В газетах пишут, что Дункан[196]
и Есенин возвращаются в Россию. Дункан горько разочарована тем, как ее встретили в Америке. Газеты на нее клеветали, зрители ее не оценили. Она сказала, что ей приятнее жить на хлебе и воде в России, чем среди роскоши в Америке, потому что в России есть свобода творчества. В словах о «хлебе и воде» я слышу ремез[197].Свободу творчества многие путают с желанием épater[198]
. Когда я слышу разглагольствования о том, что зрителя надо «поразить», то советую болтунам раздеться донага и играть в таком виде. Выйдет «поразительно». «Пробудить чувства» нельзя сводить к «поразить». Впрочем, бездарность всегда стремится к упрощению. Так ей легче.Получила ответ на свое письмо из Москвы. Когда увидела, от кого оно, от нетерпения задрожала так, что надорвала письмо, вскрывая конверт. Сразу же заглянула в конец, потому что самое важное всегда пишут в конце, затем стала читать сначала. Увы, моим потаенным надеждам не суждено осуществиться. Положение в театре сложное. В труппе раскол, а критики обвиняют в буржуазности. «Ромео и Джульетту» не стоило ставить в наше время[199]
. Кроме того, есть еще одно препятствие личного характера (надеюсь, что оно скоро исчезнет)[200]. Но мне приятно было узнать, что меня помнят и будут иметь в виду. Не знаю почему, но почему-то я уверена в том, что когда-нибудь буду играть на сцене Камерного театра[201].Павла Леонтьевна пока еще не получила ответа ни на одно из отправленных ею писем. Я волнуюсь, а она успокаивает меня и говорит, что ответы будут позже, ближе к лету, когда в театрах начнут думать о следующем сезоне.
Проснулась в прекрасном настроении (в последнее время это случается нечасто). Высунулась в окно и пропела: «О, дней моих весна златая»[202]

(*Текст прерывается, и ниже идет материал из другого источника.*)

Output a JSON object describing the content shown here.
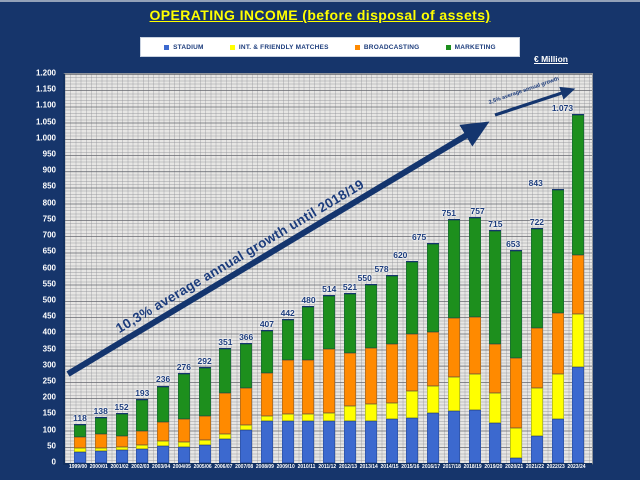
{
  "title": "OPERATING INCOME (before disposal of assets)",
  "unit_label": "€ Million",
  "legend": [
    {
      "label": "STADIUM",
      "color": "#3c69cf"
    },
    {
      "label": "INT. & FRIENDLY MATCHES",
      "color": "#ffff00"
    },
    {
      "label": "BROADCASTING",
      "color": "#ff8a00"
    },
    {
      "label": "MARKETING",
      "color": "#1d8f1d"
    }
  ],
  "chart_data": {
    "type": "bar",
    "stacked": true,
    "title": "OPERATING INCOME (before disposal of assets)",
    "ylabel": "€ Million",
    "xlabel": "",
    "ylim": [
      0,
      1200
    ],
    "ytick_step": 50,
    "grid": true,
    "legend_position": "top",
    "yticks": [
      "0",
      "50",
      "100",
      "150",
      "200",
      "250",
      "300",
      "350",
      "400",
      "450",
      "500",
      "550",
      "600",
      "650",
      "700",
      "750",
      "800",
      "850",
      "900",
      "950",
      "1.000",
      "1.050",
      "1.100",
      "1.150",
      "1.200"
    ],
    "categories": [
      "1999/00",
      "2000/01",
      "2001/02",
      "2002/03",
      "2003/04",
      "2004/05",
      "2005/06",
      "2006/07",
      "2007/08",
      "2008/09",
      "2009/10",
      "2010/11",
      "2011/12",
      "2012/13",
      "2013/14",
      "2014/15",
      "2015/16",
      "2016/17",
      "2017/18",
      "2018/19",
      "2019/20",
      "2020/21",
      "2021/22",
      "2022/23",
      "2023/24"
    ],
    "series": [
      {
        "name": "STADIUM",
        "color": "#3c69cf",
        "values": [
          35,
          37,
          39,
          44,
          52,
          49,
          55,
          73,
          102,
          130,
          130,
          130,
          130,
          130,
          130,
          135,
          140,
          155,
          160,
          163,
          124,
          16,
          83,
          135,
          296
        ]
      },
      {
        "name": "INT. & FRIENDLY MATCHES",
        "color": "#ffff00",
        "values": [
          10,
          10,
          10,
          12,
          15,
          16,
          16,
          15,
          15,
          15,
          21,
          21,
          25,
          46,
          51,
          51,
          82,
          82,
          105,
          111,
          93,
          93,
          149,
          139,
          165
        ]
      },
      {
        "name": "BROADCASTING",
        "color": "#ff8a00",
        "values": [
          35,
          41,
          34,
          43,
          60,
          72,
          75,
          128,
          115,
          134,
          168,
          167,
          196,
          164,
          175,
          180,
          175,
          166,
          181,
          175,
          149,
          216,
          186,
          190,
          180
        ]
      },
      {
        "name": "MARKETING",
        "color": "#1d8f1d",
        "values": [
          38,
          50,
          69,
          94,
          109,
          139,
          146,
          135,
          134,
          128,
          123,
          162,
          163,
          181,
          194,
          212,
          223,
          272,
          305,
          308,
          349,
          328,
          304,
          379,
          432
        ]
      }
    ],
    "totals": [
      118,
      138,
      152,
      193,
      236,
      276,
      292,
      351,
      366,
      407,
      442,
      480,
      514,
      521,
      550,
      578,
      620,
      675,
      751,
      757,
      715,
      653,
      722,
      843,
      1073
    ],
    "total_labels": [
      "118",
      "138",
      "152",
      "193",
      "236",
      "276",
      "292",
      "351",
      "366",
      "407",
      "442",
      "480",
      "514",
      "521",
      "550",
      "578",
      "620",
      "675",
      "751",
      "757",
      "715",
      "653",
      "722",
      "843",
      "1.073"
    ],
    "annotations": [
      {
        "text": "10,3% average annual growth until 2018/19"
      },
      {
        "text": "2,5% average annual growth"
      }
    ]
  }
}
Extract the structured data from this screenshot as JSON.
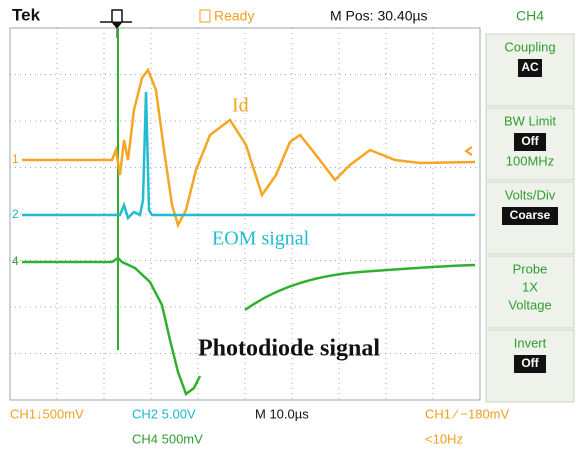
{
  "top_bar": {
    "brand": "Tek",
    "status": "Ready",
    "position": "M Pos: 30.40µs",
    "channel": "CH4"
  },
  "menu": [
    {
      "label": "Coupling",
      "value": "AC"
    },
    {
      "label": "BW Limit",
      "value": "Off",
      "extra": "100MHz"
    },
    {
      "label": "Volts/Div",
      "value": "Coarse"
    },
    {
      "label": "Probe",
      "extra": "1X",
      "extra2": "Voltage"
    },
    {
      "label": "Invert",
      "value": "Off"
    }
  ],
  "channel_markers": [
    "1",
    "2",
    "4"
  ],
  "annotations": {
    "id": "Id",
    "eom": "EOM signal",
    "photodiode": "Photodiode signal"
  },
  "bottom_bar": {
    "ch1": "CH1↓500mV",
    "ch2": "CH2  5.00V",
    "ch4": "CH4  500mV",
    "timebase": "M 10.0µs",
    "trigger": "CH1 ∕ −180mV",
    "frequency": "<10Hz"
  }
}
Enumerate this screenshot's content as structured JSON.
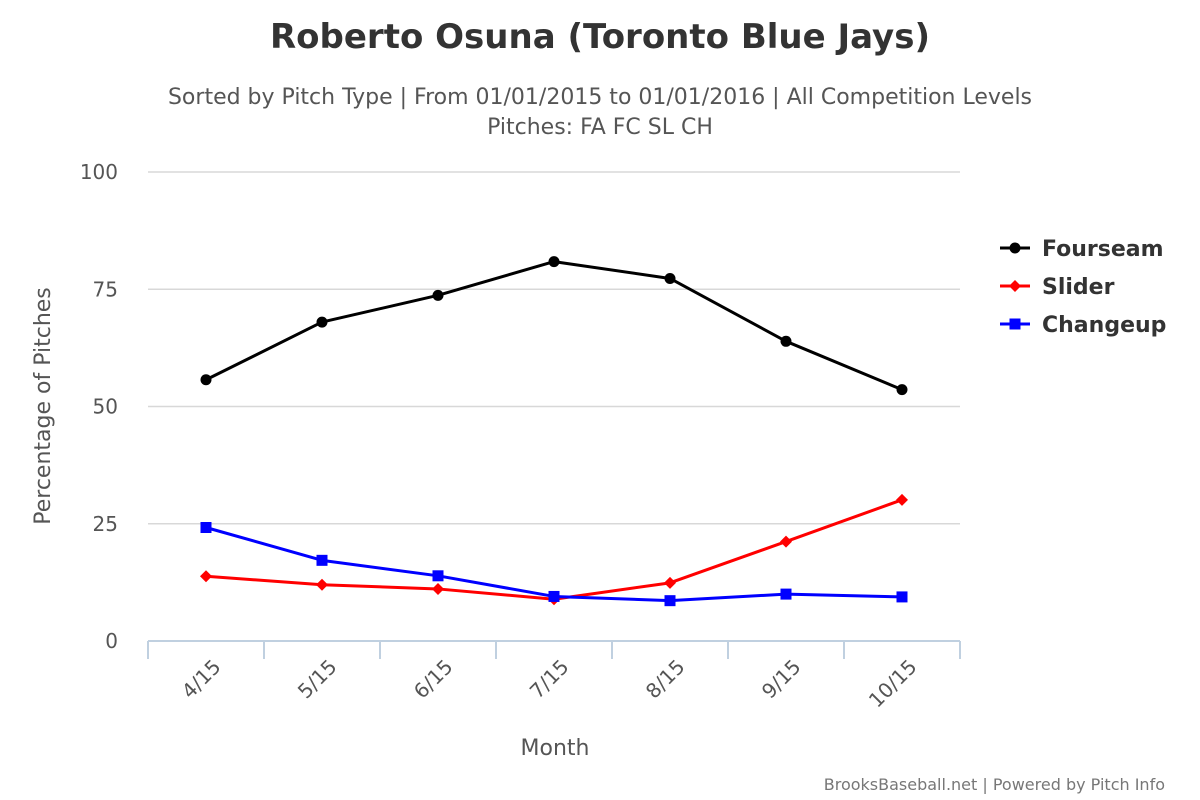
{
  "chart_data": {
    "type": "line",
    "title": "Roberto Osuna (Toronto Blue Jays)",
    "subtitle_line1": "Sorted by Pitch Type | From 01/01/2015 to 01/01/2016 | All Competition Levels",
    "subtitle_line2": "Pitches: FA FC SL CH",
    "xlabel": "Month",
    "ylabel": "Percentage of Pitches",
    "categories": [
      "4/15",
      "5/15",
      "6/15",
      "7/15",
      "8/15",
      "9/15",
      "10/15"
    ],
    "ylim": [
      0,
      100
    ],
    "yticks": [
      0,
      25,
      50,
      75,
      100
    ],
    "grid": true,
    "legend_position": "right",
    "series": [
      {
        "name": "Fourseam",
        "color": "#000000",
        "marker": "circle",
        "values": [
          55.7,
          68.0,
          73.7,
          80.9,
          77.3,
          63.9,
          53.6
        ]
      },
      {
        "name": "Slider",
        "color": "#ff0000",
        "marker": "diamond",
        "values": [
          13.8,
          12.0,
          11.1,
          8.9,
          12.4,
          21.2,
          30.1
        ]
      },
      {
        "name": "Changeup",
        "color": "#0000ff",
        "marker": "square",
        "values": [
          24.2,
          17.2,
          13.9,
          9.5,
          8.6,
          10.0,
          9.4
        ]
      }
    ],
    "credit": "BrooksBaseball.net | Powered by Pitch Info"
  }
}
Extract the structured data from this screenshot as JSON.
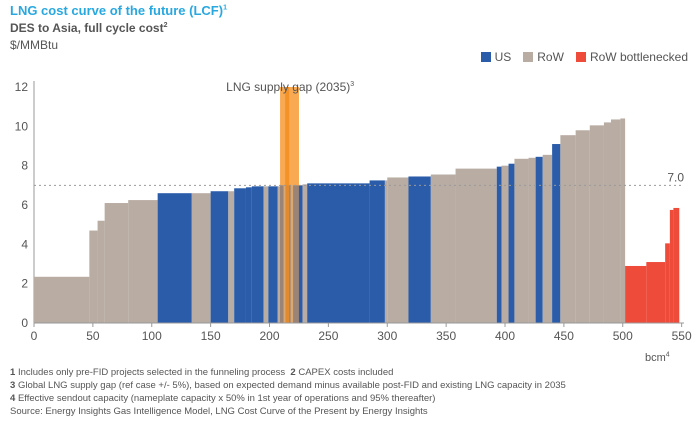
{
  "header": {
    "title": "LNG cost curve of the future (LCF)",
    "title_sup": "1",
    "subtitle": "DES to Asia, full cycle cost",
    "subtitle_sup": "2",
    "unit": "$/MMBtu"
  },
  "legend": [
    {
      "name": "US",
      "color": "#2a5caa"
    },
    {
      "name": "RoW",
      "color": "#b8aca3"
    },
    {
      "name": "RoW bottlenecked",
      "color": "#ee4b3b"
    }
  ],
  "colors": {
    "US": "#2a5caa",
    "RoW": "#b8aca3",
    "RoW bottlenecked": "#ee4b3b",
    "gap": "#f7a54a",
    "gap_line": "#f28c1e"
  },
  "chart_data": {
    "type": "bar",
    "xlabel": "bcm",
    "xlabel_sup": "4",
    "ylabel": "$/MMBtu",
    "xlim": [
      0,
      552
    ],
    "ylim": [
      0,
      12
    ],
    "xticks": [
      0,
      50,
      100,
      150,
      200,
      250,
      300,
      350,
      400,
      450,
      500,
      550
    ],
    "yticks": [
      0,
      2,
      4,
      6,
      8,
      10,
      12
    ],
    "reference_line": {
      "value": 7.0,
      "label": "7.0"
    },
    "supply_gap": {
      "label": "LNG supply gap (2035)",
      "label_sup": "3",
      "x_start": 209,
      "x_end": 225,
      "center": 215
    },
    "segments": [
      {
        "x0": 0,
        "x1": 47,
        "y": 2.35,
        "type": "RoW"
      },
      {
        "x0": 47,
        "x1": 54,
        "y": 4.7,
        "type": "RoW"
      },
      {
        "x0": 54,
        "x1": 60,
        "y": 5.2,
        "type": "RoW"
      },
      {
        "x0": 60,
        "x1": 80,
        "y": 6.1,
        "type": "RoW"
      },
      {
        "x0": 80,
        "x1": 105,
        "y": 6.25,
        "type": "RoW"
      },
      {
        "x0": 105,
        "x1": 134,
        "y": 6.6,
        "type": "US"
      },
      {
        "x0": 134,
        "x1": 150,
        "y": 6.6,
        "type": "RoW"
      },
      {
        "x0": 150,
        "x1": 165,
        "y": 6.7,
        "type": "US"
      },
      {
        "x0": 165,
        "x1": 170,
        "y": 6.7,
        "type": "RoW"
      },
      {
        "x0": 170,
        "x1": 180,
        "y": 6.85,
        "type": "US"
      },
      {
        "x0": 180,
        "x1": 185,
        "y": 6.9,
        "type": "US"
      },
      {
        "x0": 185,
        "x1": 195,
        "y": 6.95,
        "type": "US"
      },
      {
        "x0": 195,
        "x1": 199,
        "y": 6.95,
        "type": "RoW"
      },
      {
        "x0": 199,
        "x1": 207,
        "y": 6.95,
        "type": "US"
      },
      {
        "x0": 207,
        "x1": 209,
        "y": 6.95,
        "type": "RoW"
      },
      {
        "x0": 209,
        "x1": 212,
        "y": 7.0,
        "type": "US"
      },
      {
        "x0": 212,
        "x1": 214,
        "y": 7.0,
        "type": "RoW"
      },
      {
        "x0": 214,
        "x1": 218,
        "y": 7.0,
        "type": "US"
      },
      {
        "x0": 218,
        "x1": 220,
        "y": 7.0,
        "type": "RoW"
      },
      {
        "x0": 220,
        "x1": 228,
        "y": 7.0,
        "type": "US"
      },
      {
        "x0": 228,
        "x1": 232,
        "y": 7.05,
        "type": "RoW"
      },
      {
        "x0": 232,
        "x1": 285,
        "y": 7.1,
        "type": "US"
      },
      {
        "x0": 285,
        "x1": 298,
        "y": 7.25,
        "type": "US"
      },
      {
        "x0": 298,
        "x1": 300,
        "y": 7.25,
        "type": "RoW"
      },
      {
        "x0": 300,
        "x1": 318,
        "y": 7.4,
        "type": "RoW"
      },
      {
        "x0": 318,
        "x1": 337,
        "y": 7.45,
        "type": "US"
      },
      {
        "x0": 337,
        "x1": 358,
        "y": 7.55,
        "type": "RoW"
      },
      {
        "x0": 358,
        "x1": 393,
        "y": 7.85,
        "type": "RoW"
      },
      {
        "x0": 393,
        "x1": 397,
        "y": 7.95,
        "type": "US"
      },
      {
        "x0": 397,
        "x1": 403,
        "y": 8.0,
        "type": "RoW"
      },
      {
        "x0": 403,
        "x1": 408,
        "y": 8.1,
        "type": "US"
      },
      {
        "x0": 408,
        "x1": 420,
        "y": 8.35,
        "type": "RoW"
      },
      {
        "x0": 420,
        "x1": 426,
        "y": 8.4,
        "type": "RoW"
      },
      {
        "x0": 426,
        "x1": 432,
        "y": 8.45,
        "type": "US"
      },
      {
        "x0": 432,
        "x1": 440,
        "y": 8.55,
        "type": "RoW"
      },
      {
        "x0": 440,
        "x1": 447,
        "y": 9.1,
        "type": "US"
      },
      {
        "x0": 447,
        "x1": 460,
        "y": 9.55,
        "type": "RoW"
      },
      {
        "x0": 460,
        "x1": 472,
        "y": 9.8,
        "type": "RoW"
      },
      {
        "x0": 472,
        "x1": 484,
        "y": 10.05,
        "type": "RoW"
      },
      {
        "x0": 484,
        "x1": 490,
        "y": 10.2,
        "type": "RoW"
      },
      {
        "x0": 490,
        "x1": 498,
        "y": 10.35,
        "type": "RoW"
      },
      {
        "x0": 498,
        "x1": 502,
        "y": 10.4,
        "type": "RoW"
      },
      {
        "x0": 502,
        "x1": 520,
        "y": 2.9,
        "type": "RoW bottlenecked"
      },
      {
        "x0": 520,
        "x1": 536,
        "y": 3.1,
        "type": "RoW bottlenecked"
      },
      {
        "x0": 536,
        "x1": 540,
        "y": 4.05,
        "type": "RoW bottlenecked"
      },
      {
        "x0": 540,
        "x1": 543,
        "y": 5.75,
        "type": "RoW bottlenecked"
      },
      {
        "x0": 543,
        "x1": 548,
        "y": 5.85,
        "type": "RoW bottlenecked"
      }
    ]
  },
  "footnotes": [
    {
      "num": "1",
      "text": "Includes only pre-FID projects selected in the funneling process",
      "num2": "2",
      "text2": "CAPEX costs included"
    },
    {
      "num": "3",
      "text": "Global LNG supply gap (ref case +/- 5%), based on expected demand minus available post-FID and existing LNG capacity in 2035"
    },
    {
      "num": "4",
      "text": "Effective sendout capacity (nameplate capacity x 50% in 1st year of operations and 95% thereafter)"
    }
  ],
  "source": "Source: Energy Insights Gas Intelligence Model, LNG Cost Curve of the Present by Energy Insights"
}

. Кто-то с улицы откликнулся: «Замолчи, дура!» Настроению бы следовало испортиться, но оно стало еще лучше. Нахожу в случившемся глубокий смысл. Это очень жизненно, про нас, актеров. Мы заливаемся на сцене соловьями, а нам в ответ из зала часто слышится: «Дураки вы!» Р. любит повторять, что волшебство творится в зале, а не на сцене. Он ошибается.Иногда читаю «Дер эмес»[203]
. В ней столько новых слов, что мне кажется, будто я забыла свой язык. Удивляет то, как много там пишут про эмигрантов. Я читаю эту газету ради статей Любомирского[204]. Мне нравится, как он пишет. Среди театральных критиков не так уж много умных людей. К сожалению, в эту профессию часто попадают те, кто потерпел неудачу на других поприщах. Спектакли критиковать проще, чем книги.Закрыли синагогу на Салгирной улице. Я предполагаю, что там будет какой-нибудь клуб[205]
. В Симферополе осталось три синагоги. До революции их было вдвое больше. Не знаю, что стало с нашей таганрогской синагогой, в которой мой отец был старостой. Иногда во сне хожу по Депальдовскому переулку[206], будто поджидаю отца, но ни разу еще не встретила его.